ScienceSpace & Physics

A Planet-Forming Disk Has Heen Discovered Outside The Milky Way.

Astronomers have discovered for the first time a disk of gas and dust orbiting a young star outside the Milky Way. A star called HH 1177 is located in the Large Magellanic Cloud galaxy, which is a satellite of our galaxy and is located at a distance of 160 thousand light years from us.

The discovery was made by the ALMA array in Chile and confirmed by the MUSE spectrometer on the VLT telescope of the Southern European Observatory (both complexes are located in the Chilean Atacama Desert). This was the first time that a phenomenon previously encountered by astronomers only in our galaxy was observed outside the Milky Way. Planets are usually formed from such gaseous disks around young stars, and occasionally the disk material feeds the star itself, which was also revealed in the case of the discovery.

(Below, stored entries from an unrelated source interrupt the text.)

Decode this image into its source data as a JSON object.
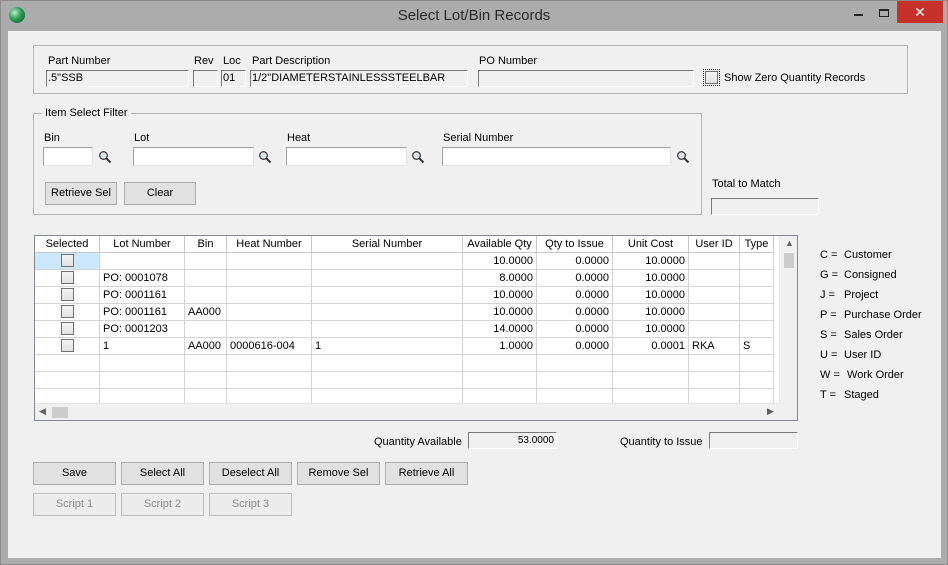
{
  "window": {
    "title": "Select Lot/Bin Records"
  },
  "part": {
    "part_number_label": "Part Number",
    "part_number": ".5\"SSB",
    "rev_label": "Rev",
    "rev": "",
    "loc_label": "Loc",
    "loc": "01",
    "desc_label": "Part Description",
    "desc": "1/2\"DIAMETERSTAINLESSSTEELBAR",
    "po_label": "PO Number",
    "po": "",
    "show_zero_label": "Show Zero Quantity Records"
  },
  "filter": {
    "title": "Item Select Filter",
    "bin_label": "Bin",
    "lot_label": "Lot",
    "heat_label": "Heat",
    "serial_label": "Serial Number",
    "retrieve_sel": "Retrieve Sel",
    "clear": "Clear"
  },
  "total_to_match_label": "Total to Match",
  "grid": {
    "columns": [
      "Selected",
      "Lot Number",
      "Bin",
      "Heat Number",
      "Serial Number",
      "Available Qty",
      "Qty to Issue",
      "Unit Cost",
      "User ID",
      "Type"
    ],
    "rows": [
      {
        "lot": "",
        "bin": "",
        "heat": "",
        "serial": "",
        "avail": "10.0000",
        "issue": "0.0000",
        "cost": "10.0000",
        "user": "",
        "type": ""
      },
      {
        "lot": "PO: 0001078",
        "bin": "",
        "heat": "",
        "serial": "",
        "avail": "8.0000",
        "issue": "0.0000",
        "cost": "10.0000",
        "user": "",
        "type": ""
      },
      {
        "lot": "PO: 0001161",
        "bin": "",
        "heat": "",
        "serial": "",
        "avail": "10.0000",
        "issue": "0.0000",
        "cost": "10.0000",
        "user": "",
        "type": ""
      },
      {
        "lot": "PO: 0001161",
        "bin": "AA000",
        "heat": "",
        "serial": "",
        "avail": "10.0000",
        "issue": "0.0000",
        "cost": "10.0000",
        "user": "",
        "type": ""
      },
      {
        "lot": "PO: 0001203",
        "bin": "",
        "heat": "",
        "serial": "",
        "avail": "14.0000",
        "issue": "0.0000",
        "cost": "10.0000",
        "user": "",
        "type": ""
      },
      {
        "lot": "1",
        "bin": "AA000",
        "heat": "0000616-004",
        "serial": "1",
        "avail": "1.0000",
        "issue": "0.0000",
        "cost": "0.0001",
        "user": "RKA",
        "type": "S"
      }
    ]
  },
  "legend": [
    {
      "key": "C =",
      "label": "Customer"
    },
    {
      "key": "G =",
      "label": "Consigned"
    },
    {
      "key": "J =",
      "label": "Project"
    },
    {
      "key": "P =",
      "label": "Purchase Order"
    },
    {
      "key": "S =",
      "label": "Sales Order"
    },
    {
      "key": "U =",
      "label": "User ID"
    },
    {
      "key": "W =",
      "label": " Work Order"
    },
    {
      "key": "T =",
      "label": "Staged"
    }
  ],
  "totals": {
    "qty_available_label": "Quantity Available",
    "qty_available": "53.0000",
    "qty_issue_label": "Quantity to Issue",
    "qty_issue": ""
  },
  "buttons": {
    "save": "Save",
    "select_all": "Select All",
    "deselect_all": "Deselect All",
    "remove_sel": "Remove Sel",
    "retrieve_all": "Retrieve All"
  },
  "scripts": {
    "script1": "Script 1",
    "script2": "Script 2",
    "script3": "Script 3"
  }
}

Closer to the center, the disk rotates faster, and this difference in speed is the very fact that indicates to astronomers the presence of an accretion disk. The speed can be determined by measuring the frequency of radiation from the inner and outer regions of the gas disk, for which the ALMA array was 100 percent suitable. And scientists found this information in the array data. A young star in another galaxy actually had an accreting disk of gas that would not only form planets there in the future, but it also fed the star, increasing its size.

The same accretion disk surrounded our Sun approximately 4.5 billion years ago. Subsequently, it was from this material that all the planets of the solar system, as well as other known objects, emerged.